RGPD : le règlement s’applique-t-il vraiment aux dossiers « papier » ?

Le Règlement général relatif à la protection des données (RGPD) entrera en vigueur dans moins de trois mois maintenant et les entreprises commencent à comprendre les enjeux de la mise en conformité. Nous nous intéressions dernièrement aux éventuels aménagements du RGPD dont pourraient bénéficier les organismes de complémentaire santé. Aujourd’hui, c’est un autre sujet qui nous préoccupe. 

On peut lire ici ou que les informations contenues sur papier seront nécessairement concernées par le RGPD. Pourtant cela mériterait d’être précisé, notamment par la CNIL. 

 

Pour toute interrogation que vous pourriez avoir concernant le RGPD : contactez-nous à cette adresse et nous nous efforcerons d’y répondre à travers nos publications. 

 

La portée du RGPD sur les dossiers « papier » reste à clarifier

Le RGPD donne à son article 4 la liste des définitions applicables. Ainsi il entend par « données à caractère personnel » : « toute information se rapportant à une personne physique identifiée ou identifiable ». Cette définition semble très large et imprécise : il aurait été bien plus simple de définir, ne serait-ce que dans les considérants, l’impact du RGPD en fonction du support de l’information. 

En effet, si l’on se penche sur la définition de la « donnée », d’après un dictionnaire bien connu, il s’agit d’une « représentation conventionnelle d’une information en vue de son traitement informatique ». Les auteurs de doctrine se sont aussi emparés du sujet depuis le début des années 2000 : ainsi pour Isabelle de Lamberterie, dans son article « Qu’est-ce qu’une donnée de santé » paru en 2004, la donnée est « une information valorisée qui possède une valeur ajoutée d’ordre technologique ». Nous pourrions continuer longtemps avec l’énumération des différentes sources qui lient directement, sans ambiguïté, la notion de « donnée » à son caractère informatisé ou numérisé. 

Il est donc étonnant que le RGPD ne fasse pas mention de cette idée de traitement informatique.
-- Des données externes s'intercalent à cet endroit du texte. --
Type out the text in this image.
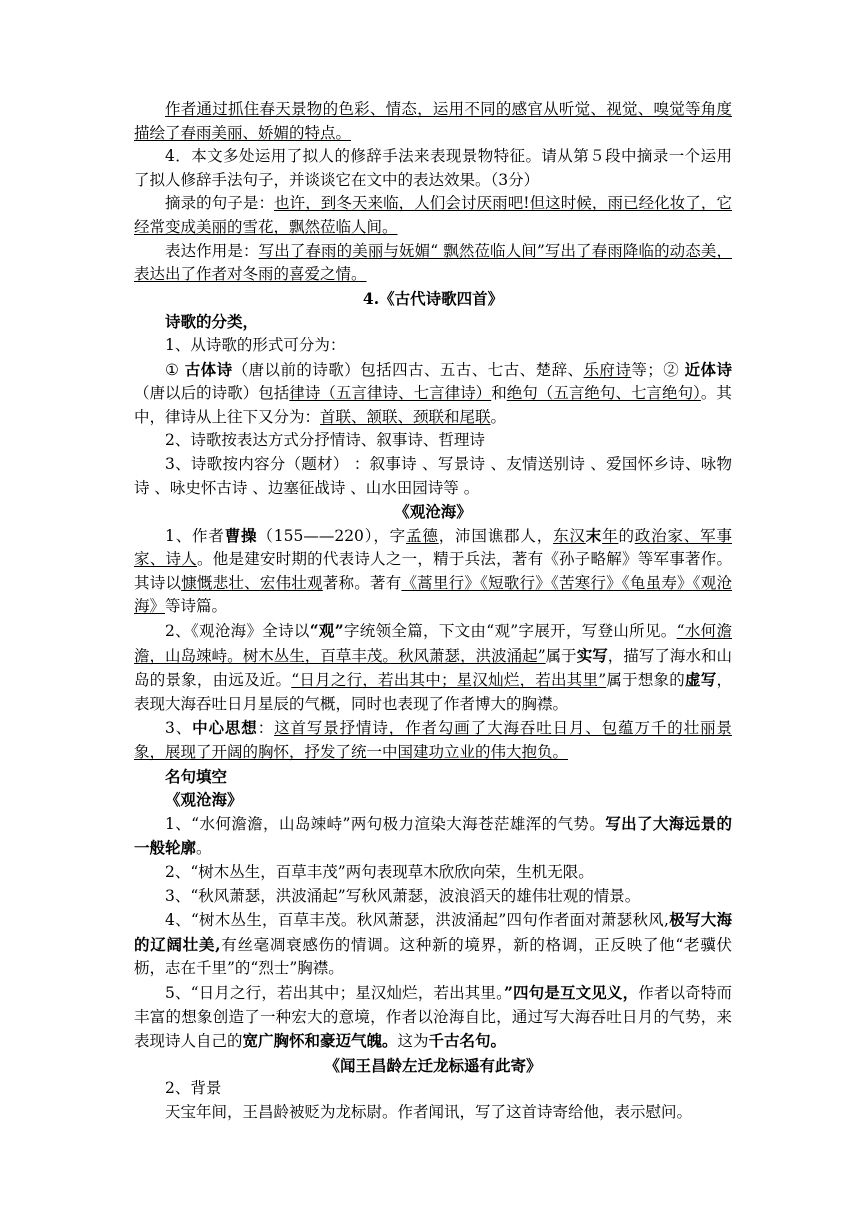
作者通过抓住春天景物的色彩、情态，运用不同的感官从听觉、视觉、嗅觉等角度描绘了春雨美丽、娇媚的特点。

4．本文多处运用了拟人的修辞手法来表现景物特征。请从第５段中摘录一个运用了拟人修辞手法句子，并谈谈它在文中的表达效果。（3分）

摘录的句子是：也许，到冬天来临，人们会讨厌雨吧!但这时候，雨已经化妆了，它经常变成美丽的雪花，飘然莅临人间。

表达作用是：写出了春雨的美丽与妩媚“ 飘然莅临人间”写出了春雨降临的动态美，表达出了作者对冬雨的喜爱之情。

4.《古代诗歌四首》

诗歌的分类，

1、从诗歌的形式可分为：

① 古体诗（唐以前的诗歌）包括四古、五古、七古、楚辞、乐府诗等；② 近体诗（唐以后的诗歌）包括律诗（五言律诗、七言律诗）和绝句（五言绝句、七言绝句）。其中，律诗从上往下又分为：首联、颔联、颈联和尾联。

2、诗歌按表达方式分抒情诗、叙事诗、哲理诗

3、诗歌按内容分（题材） ：叙事诗 、写景诗 、友情送别诗 、爱国怀乡诗、咏物诗 、咏史怀古诗 、边塞征战诗 、山水田园诗等 。

《观沧海》

1、作者曹操（155——220），字孟德，沛国谯郡人，东汉末年的政治家、军事家、诗人。他是建安时期的代表诗人之一，精于兵法，著有《孙子略解》等军事著作。其诗以慷慨悲壮、宏伟壮观著称。著有《蒿里行》《短歌行》《苦寒行》《龟虽寿》《观沧海》等诗篇。

2、《观沧海》全诗以“观”字统领全篇，下文由“观”字展开，写登山所见。“水何澹澹，山岛竦峙。树木丛生，百草丰茂。秋风萧瑟，洪波涌起”属于实写，描写了海水和山岛的景象，由远及近。“日月之行，若出其中；星汉灿烂，若出其里”属于想象的虚写，表现大海吞吐日月星辰的气概，同时也表现了作者博大的胸襟。

3、中心思想：这首写景抒情诗，作者勾画了大海吞吐日月、包蕴万千的壮丽景象，展现了开阔的胸怀，抒发了统一中国建功立业的伟大抱负。

名句填空

《观沧海》

1、“水何澹澹，山岛竦峙”两句极力渲染大海苍茫雄浑的气势。写出了大海远景的一般轮廓。

2、“树木丛生，百草丰茂”两句表现草木欣欣向荣，生机无限。

3、“秋风萧瑟，洪波涌起”写秋风萧瑟，波浪滔天的雄伟壮观的情景。

4、“树木丛生，百草丰茂。秋风萧瑟，洪波涌起”四句作者面对萧瑟秋风,极写大海的辽阔壮美,有丝毫凋衰感伤的情调。这种新的境界，新的格调，正反映了他“老骥伏枥，志在千里”的“烈士”胸襟。

5、“日月之行，若出其中；星汉灿烂，若出其里。”四句是互文见义，作者以奇特而丰富的想象创造了一种宏大的意境，作者以沧海自比，通过写大海吞吐日月的气势，来表现诗人自己的宽广胸怀和豪迈气魄。这为千古名句。

《闻王昌龄左迁龙标遥有此寄》

2、背景

天宝年间，王昌龄被贬为龙标尉。作者闻讯，写了这首诗寄给他，表示慰问。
Même la définition du « traitement » ne renvoie qu’aux « opérations effectuées ou non à l’aide de procédés automatisés ». A la lumière de ces précisions, on peut légitimement se demander si le fait d’avoir des informations à caractère personnel uniquement sur papier constitue une « opération » au sens du RGPD. Pas si sûr… pour lever tout doute, il serait bon que la CNIL, ou la Commission européenne elle-même, se prononce clairement. 

 

Les dossiers « papier » numérisés sont bien concernés par le RGPD

Si l’on peut s’interroger sur l’application des règles très contraignantes du RGPD aux informations qui sont contenues exclusivement sur papier, le doute n’est pas permis pour les informations contenues sur papier qui sont également numérisées. De telles informations peuvent faire l’objet d’un traitement tel que l’entend le RGPD et tout responsable de traitement doit se conformer aux obligations du Règlement. 

Toujours est-il que tous les documents contenant des informations personnelles doivent, quoi qu’il arrive, faire l’objet d’une protection particulière, ne serait-ce qu’au titre de la loi relative à l’informatique et aux libertés.